Speaker 1: Are there patterns that make sense in this phenomena that I'm studying and have them construct an explanation.
Speaker 12: It flaps back and forth because it's like the Bernoulli Principle.
Speaker 13: Any other information -
Speaker 14: Here's the thing. You were saying something about gravity.
Speaker 1: They went on the Web for part of it. They went outside with the model. They investigated it.
Speaker 15: What if you're right behind her, over her head?
Speaker 16: You get a consist force acting on it.
Speaker 4: The task that Brett provided prompted us to think about cross-cutting concepts and so we talked about things like how the wind was causing the flag to move, so cause and effect, how it related to energy because of the energy in the wind being transferred to the flag.
Speaker 17: When you have it vertical it acted as if it was, which it wasn't, but it acted like it was in a vacuum.
Speaker 4: We talked about what pattern can we observe in this system that we've seen before?
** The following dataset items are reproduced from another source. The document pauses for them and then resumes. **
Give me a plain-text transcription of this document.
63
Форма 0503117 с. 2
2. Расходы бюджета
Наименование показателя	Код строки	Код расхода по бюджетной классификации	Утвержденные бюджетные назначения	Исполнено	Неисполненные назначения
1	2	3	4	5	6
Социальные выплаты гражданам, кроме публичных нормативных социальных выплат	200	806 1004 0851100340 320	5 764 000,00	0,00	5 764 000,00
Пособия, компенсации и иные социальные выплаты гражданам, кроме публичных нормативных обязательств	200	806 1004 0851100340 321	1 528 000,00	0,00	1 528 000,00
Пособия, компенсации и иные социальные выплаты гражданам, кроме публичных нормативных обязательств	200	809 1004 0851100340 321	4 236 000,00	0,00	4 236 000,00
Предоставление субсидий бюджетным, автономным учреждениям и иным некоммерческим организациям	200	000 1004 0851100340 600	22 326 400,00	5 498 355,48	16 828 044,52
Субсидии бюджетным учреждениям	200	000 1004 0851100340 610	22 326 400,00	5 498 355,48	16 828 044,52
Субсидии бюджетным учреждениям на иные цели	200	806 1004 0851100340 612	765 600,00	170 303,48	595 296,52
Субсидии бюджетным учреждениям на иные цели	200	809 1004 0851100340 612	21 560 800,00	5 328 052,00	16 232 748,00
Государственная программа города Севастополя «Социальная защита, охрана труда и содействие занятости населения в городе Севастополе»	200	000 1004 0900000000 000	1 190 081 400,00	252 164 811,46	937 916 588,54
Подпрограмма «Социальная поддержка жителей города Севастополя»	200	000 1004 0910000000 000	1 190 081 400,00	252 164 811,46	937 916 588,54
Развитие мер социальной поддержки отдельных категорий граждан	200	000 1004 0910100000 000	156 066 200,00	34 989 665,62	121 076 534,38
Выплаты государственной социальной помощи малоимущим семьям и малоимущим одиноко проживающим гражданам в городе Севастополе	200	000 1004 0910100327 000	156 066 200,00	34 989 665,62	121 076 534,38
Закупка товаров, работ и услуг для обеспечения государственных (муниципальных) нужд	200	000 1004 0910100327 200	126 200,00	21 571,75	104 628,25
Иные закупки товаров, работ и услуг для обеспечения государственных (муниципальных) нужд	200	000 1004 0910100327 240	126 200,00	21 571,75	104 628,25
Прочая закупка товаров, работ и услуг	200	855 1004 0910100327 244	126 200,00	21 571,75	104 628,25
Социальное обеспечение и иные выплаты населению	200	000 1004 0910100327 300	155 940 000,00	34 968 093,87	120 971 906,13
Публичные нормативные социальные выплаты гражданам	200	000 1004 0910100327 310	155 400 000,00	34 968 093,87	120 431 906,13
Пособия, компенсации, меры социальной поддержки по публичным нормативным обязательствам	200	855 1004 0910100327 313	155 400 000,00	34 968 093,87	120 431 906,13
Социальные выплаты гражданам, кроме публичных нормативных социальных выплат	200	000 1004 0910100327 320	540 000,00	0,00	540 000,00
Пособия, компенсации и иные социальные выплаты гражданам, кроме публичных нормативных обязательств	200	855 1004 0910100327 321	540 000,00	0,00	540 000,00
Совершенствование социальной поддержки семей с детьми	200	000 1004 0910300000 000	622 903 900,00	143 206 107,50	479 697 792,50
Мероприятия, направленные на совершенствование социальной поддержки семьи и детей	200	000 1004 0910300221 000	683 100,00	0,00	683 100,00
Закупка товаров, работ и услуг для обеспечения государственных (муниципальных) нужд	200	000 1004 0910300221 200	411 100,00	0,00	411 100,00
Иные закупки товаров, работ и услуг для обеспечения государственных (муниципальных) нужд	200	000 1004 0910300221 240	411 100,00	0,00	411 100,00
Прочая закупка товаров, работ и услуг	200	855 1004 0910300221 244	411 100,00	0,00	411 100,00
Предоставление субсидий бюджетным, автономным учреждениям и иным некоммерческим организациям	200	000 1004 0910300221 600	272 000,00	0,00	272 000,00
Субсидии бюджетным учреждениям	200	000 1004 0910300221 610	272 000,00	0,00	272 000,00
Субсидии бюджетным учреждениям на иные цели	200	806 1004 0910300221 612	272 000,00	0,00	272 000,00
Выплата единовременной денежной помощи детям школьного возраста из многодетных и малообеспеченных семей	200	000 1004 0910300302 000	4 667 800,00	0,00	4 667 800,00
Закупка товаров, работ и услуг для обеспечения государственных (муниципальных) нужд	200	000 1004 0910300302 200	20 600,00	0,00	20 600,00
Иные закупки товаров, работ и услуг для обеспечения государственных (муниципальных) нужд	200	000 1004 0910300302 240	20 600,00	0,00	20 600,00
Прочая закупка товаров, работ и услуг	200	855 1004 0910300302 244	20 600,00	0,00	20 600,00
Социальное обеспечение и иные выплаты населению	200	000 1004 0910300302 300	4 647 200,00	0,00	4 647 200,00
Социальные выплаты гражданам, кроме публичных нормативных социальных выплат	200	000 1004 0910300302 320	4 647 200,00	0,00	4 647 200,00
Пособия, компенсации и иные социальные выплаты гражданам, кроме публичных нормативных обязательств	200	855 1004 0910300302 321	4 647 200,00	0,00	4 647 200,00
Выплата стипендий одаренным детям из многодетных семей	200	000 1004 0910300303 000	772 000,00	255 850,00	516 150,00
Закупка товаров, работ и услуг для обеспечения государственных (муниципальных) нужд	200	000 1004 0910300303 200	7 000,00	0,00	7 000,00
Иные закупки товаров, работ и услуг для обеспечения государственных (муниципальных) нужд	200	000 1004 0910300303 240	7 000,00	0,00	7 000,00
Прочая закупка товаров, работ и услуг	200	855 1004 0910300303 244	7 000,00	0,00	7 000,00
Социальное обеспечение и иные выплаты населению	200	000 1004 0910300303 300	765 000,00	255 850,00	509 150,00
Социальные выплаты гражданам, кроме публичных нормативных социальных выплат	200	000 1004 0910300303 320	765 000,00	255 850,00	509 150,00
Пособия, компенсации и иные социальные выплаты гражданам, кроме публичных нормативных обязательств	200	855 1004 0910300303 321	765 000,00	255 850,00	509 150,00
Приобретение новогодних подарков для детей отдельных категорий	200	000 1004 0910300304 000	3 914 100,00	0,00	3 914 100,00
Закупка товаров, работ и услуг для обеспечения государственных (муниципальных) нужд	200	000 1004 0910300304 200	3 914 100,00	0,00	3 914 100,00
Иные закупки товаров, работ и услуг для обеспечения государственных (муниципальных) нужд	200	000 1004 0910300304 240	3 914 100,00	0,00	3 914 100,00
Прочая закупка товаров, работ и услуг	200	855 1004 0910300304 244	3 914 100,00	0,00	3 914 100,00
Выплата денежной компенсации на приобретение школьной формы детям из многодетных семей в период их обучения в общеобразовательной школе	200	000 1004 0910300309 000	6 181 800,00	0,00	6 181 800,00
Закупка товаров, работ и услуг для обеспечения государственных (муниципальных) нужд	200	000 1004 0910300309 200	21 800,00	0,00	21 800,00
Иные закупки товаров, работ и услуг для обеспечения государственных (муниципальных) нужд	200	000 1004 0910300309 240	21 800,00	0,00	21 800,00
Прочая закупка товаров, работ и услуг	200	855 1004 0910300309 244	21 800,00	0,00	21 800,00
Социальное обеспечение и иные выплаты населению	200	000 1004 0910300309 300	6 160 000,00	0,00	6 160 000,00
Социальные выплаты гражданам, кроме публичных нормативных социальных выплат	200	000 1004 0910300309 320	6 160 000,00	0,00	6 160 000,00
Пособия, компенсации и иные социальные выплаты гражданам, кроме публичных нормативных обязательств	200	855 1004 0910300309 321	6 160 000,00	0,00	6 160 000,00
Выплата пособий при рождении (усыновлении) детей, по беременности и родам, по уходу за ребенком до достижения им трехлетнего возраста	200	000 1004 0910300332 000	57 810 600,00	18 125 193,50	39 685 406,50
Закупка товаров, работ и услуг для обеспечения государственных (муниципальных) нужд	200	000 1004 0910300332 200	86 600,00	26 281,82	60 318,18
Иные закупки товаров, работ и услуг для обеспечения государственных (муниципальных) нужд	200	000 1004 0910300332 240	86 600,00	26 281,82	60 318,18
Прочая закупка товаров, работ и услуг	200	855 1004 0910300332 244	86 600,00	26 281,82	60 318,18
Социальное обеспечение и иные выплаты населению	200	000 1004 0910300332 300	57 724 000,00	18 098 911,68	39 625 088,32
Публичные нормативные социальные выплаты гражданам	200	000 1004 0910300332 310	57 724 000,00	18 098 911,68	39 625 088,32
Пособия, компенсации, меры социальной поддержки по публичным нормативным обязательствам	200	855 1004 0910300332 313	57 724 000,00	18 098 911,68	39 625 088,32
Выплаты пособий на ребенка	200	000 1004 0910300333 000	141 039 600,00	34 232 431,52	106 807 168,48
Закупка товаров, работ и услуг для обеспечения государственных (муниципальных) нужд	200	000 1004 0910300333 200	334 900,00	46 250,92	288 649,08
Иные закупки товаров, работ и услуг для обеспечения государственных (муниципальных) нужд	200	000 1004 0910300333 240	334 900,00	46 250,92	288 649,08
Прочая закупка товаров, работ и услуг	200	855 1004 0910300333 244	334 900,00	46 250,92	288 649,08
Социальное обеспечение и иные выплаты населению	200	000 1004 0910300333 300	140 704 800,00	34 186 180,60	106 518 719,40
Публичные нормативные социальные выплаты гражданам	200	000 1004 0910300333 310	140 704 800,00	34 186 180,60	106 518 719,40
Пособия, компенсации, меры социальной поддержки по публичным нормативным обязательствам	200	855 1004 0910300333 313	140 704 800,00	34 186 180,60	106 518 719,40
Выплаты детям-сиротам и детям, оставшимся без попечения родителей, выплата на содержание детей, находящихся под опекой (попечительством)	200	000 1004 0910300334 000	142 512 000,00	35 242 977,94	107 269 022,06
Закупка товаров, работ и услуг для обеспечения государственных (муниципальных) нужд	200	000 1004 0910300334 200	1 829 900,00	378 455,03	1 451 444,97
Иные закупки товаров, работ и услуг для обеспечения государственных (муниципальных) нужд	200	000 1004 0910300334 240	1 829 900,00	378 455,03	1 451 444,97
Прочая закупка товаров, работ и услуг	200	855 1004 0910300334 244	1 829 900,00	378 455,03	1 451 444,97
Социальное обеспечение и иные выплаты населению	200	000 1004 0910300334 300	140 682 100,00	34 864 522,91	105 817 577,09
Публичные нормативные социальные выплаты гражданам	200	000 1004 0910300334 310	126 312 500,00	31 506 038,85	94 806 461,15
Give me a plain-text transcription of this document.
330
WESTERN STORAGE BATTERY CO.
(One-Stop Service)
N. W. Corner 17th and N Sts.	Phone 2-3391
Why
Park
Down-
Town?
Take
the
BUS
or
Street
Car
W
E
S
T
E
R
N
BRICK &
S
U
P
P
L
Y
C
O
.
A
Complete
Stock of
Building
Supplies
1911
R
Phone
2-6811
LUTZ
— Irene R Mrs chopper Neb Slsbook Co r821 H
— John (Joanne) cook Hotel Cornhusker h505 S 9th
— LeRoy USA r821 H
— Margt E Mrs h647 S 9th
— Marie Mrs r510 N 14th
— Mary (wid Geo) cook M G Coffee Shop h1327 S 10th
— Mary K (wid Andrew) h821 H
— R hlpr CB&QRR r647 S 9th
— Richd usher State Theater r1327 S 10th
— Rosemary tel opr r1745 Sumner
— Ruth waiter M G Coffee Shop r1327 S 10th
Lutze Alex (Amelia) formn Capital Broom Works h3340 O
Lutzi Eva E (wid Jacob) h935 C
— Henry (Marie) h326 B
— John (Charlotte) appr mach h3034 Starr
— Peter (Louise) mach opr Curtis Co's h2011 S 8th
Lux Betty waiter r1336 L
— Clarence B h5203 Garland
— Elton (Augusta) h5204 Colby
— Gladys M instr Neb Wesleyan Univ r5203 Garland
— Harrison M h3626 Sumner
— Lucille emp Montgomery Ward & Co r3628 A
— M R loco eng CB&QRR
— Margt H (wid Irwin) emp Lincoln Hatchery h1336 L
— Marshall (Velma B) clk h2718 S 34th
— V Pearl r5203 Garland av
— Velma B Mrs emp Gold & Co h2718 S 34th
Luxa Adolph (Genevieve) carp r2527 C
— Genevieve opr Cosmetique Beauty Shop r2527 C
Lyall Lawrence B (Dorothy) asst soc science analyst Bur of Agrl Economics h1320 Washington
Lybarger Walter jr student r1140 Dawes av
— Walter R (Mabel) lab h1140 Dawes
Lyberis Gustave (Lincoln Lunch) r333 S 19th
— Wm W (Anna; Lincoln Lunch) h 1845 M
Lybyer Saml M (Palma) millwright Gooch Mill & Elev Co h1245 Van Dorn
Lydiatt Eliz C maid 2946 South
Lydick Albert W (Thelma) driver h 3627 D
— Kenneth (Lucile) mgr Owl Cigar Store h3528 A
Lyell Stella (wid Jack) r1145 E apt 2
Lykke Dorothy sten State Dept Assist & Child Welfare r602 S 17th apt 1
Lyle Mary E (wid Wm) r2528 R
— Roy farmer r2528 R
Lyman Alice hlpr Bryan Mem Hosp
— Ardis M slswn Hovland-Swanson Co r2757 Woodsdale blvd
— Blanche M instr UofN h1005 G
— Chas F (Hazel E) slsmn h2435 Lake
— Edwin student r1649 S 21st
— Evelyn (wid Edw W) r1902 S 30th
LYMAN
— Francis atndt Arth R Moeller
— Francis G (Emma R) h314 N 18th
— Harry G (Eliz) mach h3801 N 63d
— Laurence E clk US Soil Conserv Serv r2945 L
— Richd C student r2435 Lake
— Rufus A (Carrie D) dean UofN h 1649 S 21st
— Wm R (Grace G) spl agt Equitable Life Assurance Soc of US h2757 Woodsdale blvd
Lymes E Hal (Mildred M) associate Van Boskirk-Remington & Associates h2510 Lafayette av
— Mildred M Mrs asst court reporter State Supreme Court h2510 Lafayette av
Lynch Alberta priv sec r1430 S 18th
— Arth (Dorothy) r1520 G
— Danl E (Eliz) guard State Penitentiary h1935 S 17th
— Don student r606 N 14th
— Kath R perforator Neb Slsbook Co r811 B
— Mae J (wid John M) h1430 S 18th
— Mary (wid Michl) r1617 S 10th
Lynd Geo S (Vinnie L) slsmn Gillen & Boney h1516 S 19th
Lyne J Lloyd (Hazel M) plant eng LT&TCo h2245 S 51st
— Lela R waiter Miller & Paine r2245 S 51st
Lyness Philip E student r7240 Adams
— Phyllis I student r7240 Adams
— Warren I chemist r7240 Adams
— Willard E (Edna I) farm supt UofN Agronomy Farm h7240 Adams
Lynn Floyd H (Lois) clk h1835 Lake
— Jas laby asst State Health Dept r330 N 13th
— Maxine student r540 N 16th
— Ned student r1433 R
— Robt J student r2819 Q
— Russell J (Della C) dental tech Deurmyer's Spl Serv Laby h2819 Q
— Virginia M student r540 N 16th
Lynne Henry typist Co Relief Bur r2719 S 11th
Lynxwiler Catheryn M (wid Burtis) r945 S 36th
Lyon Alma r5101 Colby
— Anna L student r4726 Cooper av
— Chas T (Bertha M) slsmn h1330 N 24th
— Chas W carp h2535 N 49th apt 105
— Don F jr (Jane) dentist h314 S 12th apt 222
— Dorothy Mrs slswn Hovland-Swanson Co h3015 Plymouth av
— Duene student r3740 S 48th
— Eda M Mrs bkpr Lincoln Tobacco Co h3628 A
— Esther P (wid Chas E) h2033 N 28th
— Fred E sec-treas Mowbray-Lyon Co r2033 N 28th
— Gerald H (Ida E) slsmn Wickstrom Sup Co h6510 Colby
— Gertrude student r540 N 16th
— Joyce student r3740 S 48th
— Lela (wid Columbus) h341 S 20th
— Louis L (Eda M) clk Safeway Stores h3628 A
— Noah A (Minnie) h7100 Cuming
How could we use a model to understand the system in a similar way that we've done. So if students are doing that throughout their science education experience then they will internalize those tools and be able to apply them in the future.
Speaker 18: It's more stable here and you get gravity exerting a lot of force on it.
Speaker 4: So that activity helped me think about making the cross-cutting concepts more explicit. The biggest way is just Brett's approach to questioning.
Speaker 19: The less wind, the less flutter.
Speaker 1: More flap.
Speaker 19: Uh-huh.
Speaker 1: So we're looking at patterns here aren't we.
Speaker 19: Right.
Speaker 1: And what causes the patterns to change? What if instead of a flag I gave you a sheet of steel plate? Would it wave?
Speaker 20: You need to have significantly more energy for that to take place.
Speaker 1: What do you need more energy?
Speaker 4: We talked in the large group about what are some other examples where it does apply? I think that's what exactly the cross-cutting concepts are is like where you can take something you learned in one setting and then connect it to other areas of that discipline or cross disciplines.
Speaker 1: This is a scale question. One of the cross-cutting concepts. If this is my air particle, how large does that pole have to be? I saw the ah ha moments today among teachers. They begin seeing how important it is to frame their questions, to use question stems that come right out of the cross-cutting concepts. I want you to think about the cross-cutting concepts in light of instruction. How do I get the cross-cutting concepts to be featured in my classroom? Yes?
Speaker 21: You taught systems rather than dividing it into Earth and physical and I see that as being a lot better for the kids because you're picking up on waves, you're taking it through every discipline in science.
Speaker 1: Our systems in every discipline in science?
Speaker 21: Yes.
Speaker 1: They are if you help students understand these cross-cutting concepts.
Speaker 4: One thing that we talk about recently in education is that when students leave school we don't know really what lays ahead for them in terms of jobs or in terms of if they go into science. And so I think if students have this connected network of knowledge they realize that this concept that I learned, maybe in biology class, I can apply it other places. It's not limited to biology and so therefore when they go out into the workforce, doing research in whatever setting that they can apply concept learned in this setting to some setting that initially may seem totally different but it really can be related.
Speaker 1: We must become familiar touchstones. There's something that is brought up every day that the students use to support the understanding of science.